Но это действие не было частью мудрости Соломона; это было частью его глупости — я почти сказал, его невинности. Толстой, мы чувствуем, не удовлетворился бы метанием сатиры и обличений в адрес «Соломона во всей славе его». С яростной и неопровержимой логикой он пошел бы на шаг дальше. Он проводил бы дни и ночи на лугах, срывая бесстыдные багряные венцы с полевых лилий.

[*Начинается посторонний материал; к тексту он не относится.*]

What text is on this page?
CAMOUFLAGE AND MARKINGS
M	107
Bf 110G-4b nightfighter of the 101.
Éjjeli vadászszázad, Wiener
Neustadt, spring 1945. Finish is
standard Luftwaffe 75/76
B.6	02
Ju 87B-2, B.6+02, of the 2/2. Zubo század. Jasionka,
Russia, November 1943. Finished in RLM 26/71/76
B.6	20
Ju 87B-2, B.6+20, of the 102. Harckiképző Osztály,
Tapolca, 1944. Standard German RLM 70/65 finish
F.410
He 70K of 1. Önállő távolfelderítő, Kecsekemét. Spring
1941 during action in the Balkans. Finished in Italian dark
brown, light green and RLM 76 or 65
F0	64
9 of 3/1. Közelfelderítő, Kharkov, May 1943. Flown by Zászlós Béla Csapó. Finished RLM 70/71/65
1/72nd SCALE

Новый сборник «Рассказов Толстого», переведенный и отредактированный мистером Р. Нисбетом Бейном, призван привлечь особое внимание к этой этической и аскетической стороне творчества Толстого. В одном смысле, и притом самом глубоком, творчество Толстого — это, конечно, подлинный и благородный призыв к простоте. Узкое представление о том, что художник не должен учить, к настоящему времени уже довольно хорошо развенчано. Но правда в том, что художник учит гораздо больше своим простым фоном и атрибутами, своим пейзажем, костюмом, идиомой и техникой — всей той частью своей работы, короче говоря, о которой он, вероятно, совершенно не подозревает, — чем сложными и напыщенными моральными сентенциями, которые он наивно воображает своими мнениями. Реальное различие между этикой высокого искусства и этикой искусственного и дидактического искусства заключается в простом факте: у плохой басни есть мораль, в то время как хорошая басня сама является моралью. И настоящая мораль Толстого постоянно проявляется в этих рассказах, та великая мораль, которая лежит в сердце всего его творчества, о которой он, вероятно, не подозревает и которую, весьма вероятно, он бы яростно отверг. Странный холодный белый утренний свет, который сияет над всеми рассказами, фольклорная простота, с которой о «мужчине или женщине» говорят без дальнейшей идентификации, любовь — можно почти сказать, похоть — к качествам грубых материалов, твердости дерева и мягкости грязи, укоренившаяся вера в некую древнюю доброту, сидящую рядом с самой колыбелью человеческого рода, — эти влияния поистине моральны. Когда мы ставим рядом с ними трубный и раздирающий вздор дидактического Толстого, кричащего о непристойной чистоте, вопящего о бесчеловечном мире, разрубающего человеческую жизнь на мелкие грехи топором, насмехающегося над мужчинами, женщинами и детьми из уважения к человечеству, объединяющего в одном хаосе противоречий немужественного пуританина и нецивилизованного педанта, тогда, действительно, мы едва ли знаем, куда исчез Толстой. Мы не знаем, что делать с этим маленьким и шумным моралистом, который обитает в одном уголке великого и доброго человека.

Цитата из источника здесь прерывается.